The pressure-diameter curves on Fig. 5 start from a different diameter at zero pressure due to the fact that the models predict different unloaded configurations. The models also show a quite distinct difference in curvature. The GOH model predicts a stiffer (which we believe to be more realistic) response in the supra-physiological domain which is of big importance for pre-operative scenarios and surgical outcome predictions. The MR response will, most likely, result in an overestimated deformation. This shows that even though GOH has more parameters who’s structural meaning is questionable, especially when modelled as a single-layered structure, it still results in the more realistic response than the simpler, phenomenological MR model. The obtained parameters should not be interpreted as patient characteristics with a clear physical meaning, but rather as a quantitative way to compare different datasets. The GOH model is well-known in the biomechanics modelling community, its parameters are intuitive to interpret, and can be used for subsequent modelling purposes. It is important to stress that for any model, the parameters are only valid for the range in which the data is fitted. With this one example we go above this range to illustrate how different the results can be once you exceed this range.

Conclusion

This study estimated passive mechanical properties of human CCAs. This was based on the non-invasive pressure and diameter measurements of 103 healthy subjects who were participating in the Asklepios study. Two constitutive material models, MR and GOH, were used to describe the arterial behaviour. In general, the GOH model resulted in a better goodness of fit, which is not surprising considering its exponential relation which has a big effect on the predictions of deformation in the supra-physiological domain. Preference is given to the anisotropic GOH model, due to more realistic deformations at higher pressures. The advantage of the MR model lies mainly in the low number of parameters which simplifies their in vivo estimation.

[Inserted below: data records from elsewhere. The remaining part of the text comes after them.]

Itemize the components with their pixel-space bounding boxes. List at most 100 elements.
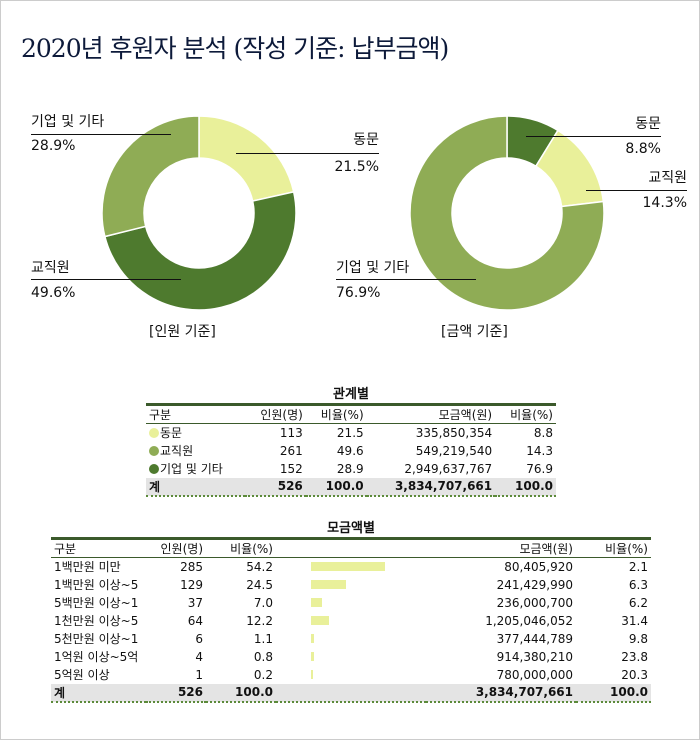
table-cell: 335,850,354 [415, 425, 493, 440]
table-cell: 100.0 [325, 479, 364, 493]
table-row: 1백만원 이상~5 129 24.5 241,429,990 6.3 [51, 576, 651, 594]
leader-line [236, 153, 379, 154]
row-label-cell: 교직원 [146, 442, 245, 460]
col-header: 비율(%) [230, 542, 273, 556]
table-cell: 64 [187, 613, 203, 628]
table-cell: 12.2 [246, 613, 273, 628]
label-staff: 교직원 [31, 260, 70, 276]
table-cell: 100.0 [515, 479, 553, 493]
table-cell: 54.2 [246, 559, 273, 574]
value-corporate: 28.9% [31, 138, 76, 154]
relation-table: 구분 인원(명) 비율(%) 모금액(원) 비율(%) 동문 113 21.5 335… [146, 403, 556, 497]
table-cell: 5천만원 이상~1 [54, 632, 139, 646]
value-staff: 49.6% [31, 285, 76, 301]
value-alumni: 21.5% [334, 159, 379, 175]
table-cell: 7.0 [253, 595, 273, 610]
table-cell: 3,834,707,661 [475, 685, 573, 699]
table-cell: 9.8 [628, 631, 648, 646]
legend-dot-icon [149, 446, 159, 456]
row-label: 동문 [160, 426, 183, 441]
table-cell: 285 [180, 559, 203, 574]
table-cell: 1,205,046,052 [485, 613, 573, 628]
table-cell: 526 [277, 479, 303, 493]
table-cell: 100.0 [610, 685, 648, 699]
table-cell: 0.8 [253, 649, 273, 664]
col-header: 비율(%) [605, 542, 648, 556]
row-label: 기업 및 기타 [160, 462, 223, 476]
table-cell: 76.9 [526, 461, 553, 476]
donut-slice-0 [198, 115, 295, 202]
table-row: 1천만원 이상~5 64 12.2 1,205,046,052 31.4 [51, 612, 651, 630]
table-cell: 1백만원 이상~5 [54, 578, 139, 592]
row-label-cell: 기업 및 기타 [146, 460, 245, 478]
label-corporate: 기업 및 기타 [336, 260, 410, 276]
table-cell: 24.5 [246, 577, 273, 592]
leader-line [526, 136, 661, 137]
table-cell: 261 [279, 443, 303, 458]
donut-slice-2 [101, 115, 200, 238]
table-cell: 6.3 [628, 577, 648, 592]
value-staff: 14.3% [642, 195, 687, 211]
data-bar [311, 580, 346, 589]
col-header: 모금액(원) [438, 408, 493, 422]
leader-line [586, 190, 687, 191]
donut-chart-amount [409, 115, 605, 311]
table-title-amount: 모금액별 [327, 521, 375, 536]
data-bar [311, 562, 386, 572]
row-label-cell: 동문 [146, 424, 245, 442]
table-cell: 1.1 [253, 631, 273, 646]
leader-line [336, 279, 476, 280]
donut-chart-headcount [101, 115, 297, 311]
leader-line [31, 279, 181, 280]
amount-table: 구분 인원(명) 비율(%) 모금액(원) 비율(%) 1백만원 미만 285 54… [51, 537, 651, 703]
table-cell: 100.0 [235, 685, 273, 699]
caption-amount: [금액 기준] [441, 324, 508, 340]
label-alumni: 동문 [635, 116, 661, 132]
table-cell: 1천만원 이상~5 [54, 614, 139, 628]
page-title: 2020년 후원자 분석 (작성 기준: 납부금액) [21, 34, 449, 63]
table-cell: 914,380,210 [496, 649, 573, 664]
table-cell: 1 [195, 667, 203, 682]
col-header: 인원(명) [260, 408, 303, 422]
table-cell: 1백만원 미만 [54, 560, 121, 575]
table-cell: 21.5 [336, 425, 364, 440]
col-header: 모금액(원) [519, 542, 573, 556]
legend-dot-icon [149, 428, 159, 439]
donut-slice-2 [409, 115, 605, 311]
table-cell: 37 [187, 595, 203, 610]
table-cell: 49.6 [336, 443, 364, 458]
table-cell: 23.8 [621, 649, 648, 664]
table-cell: 14.3 [526, 443, 553, 458]
table-row: 동문 113 21.5 335,850,354 8.8 [146, 424, 556, 442]
col-header: 비율(%) [510, 408, 553, 422]
table-cell: 6.2 [628, 595, 648, 610]
table-row: 5백만원 이상~1 37 7.0 236,000,700 6.2 [51, 594, 651, 612]
table-cell: 2.1 [628, 559, 648, 574]
table-cell: 28.9 [336, 461, 364, 476]
value-alumni: 8.8% [625, 141, 661, 157]
total-row: 계 526 100.0 3,834,707,661 100.0 [146, 477, 556, 496]
table-cell: 계 [54, 685, 66, 700]
donut-slice-1 [103, 190, 297, 311]
table-cell: 526 [177, 685, 203, 699]
table-row: 교직원 261 49.6 549,219,540 14.3 [146, 442, 556, 460]
table-cell: 31.4 [621, 613, 648, 628]
table-cell: 1억원 이상~5억 [54, 650, 139, 664]
table-cell: 236,000,700 [496, 595, 573, 610]
table-cell: 780,000,000 [496, 667, 573, 682]
data-bar [311, 652, 315, 661]
table-cell: 80,405,920 [504, 559, 573, 574]
row-label: 교직원 [160, 444, 194, 458]
col-header: 구분 [54, 542, 77, 556]
table-cell: 8.8 [533, 425, 553, 440]
table-cell: 241,429,990 [496, 577, 573, 592]
table-cell: 5억원 이상 [54, 668, 110, 682]
table-row: 기업 및 기타 152 28.9 2,949,637,767 76.9 [146, 460, 556, 478]
data-bar [311, 616, 330, 625]
table-cell: 152 [279, 461, 303, 476]
table-cell: 2,949,637,767 [404, 461, 493, 476]
col-header: 구분 [149, 408, 172, 422]
table-cell: 계 [149, 479, 161, 494]
leader-line [31, 134, 171, 135]
table-row: 5억원 이상 1 0.2 780,000,000 20.3 [51, 666, 651, 684]
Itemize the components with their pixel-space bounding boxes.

In the ideal scenario, material properties could be estimated based on factors such as sex, age and BMI or a representative parameter set could be used for a predefined patient group. For that reason, the effect of sex, age, BMI and blood pressure on stiffness of arteries was investigated. Overall, the sex differences were pronounced, as women had a higher stiffening rate than men. The lack or weakness of trends and big inter-subject variability pointed out the importance of patient-specific parameters.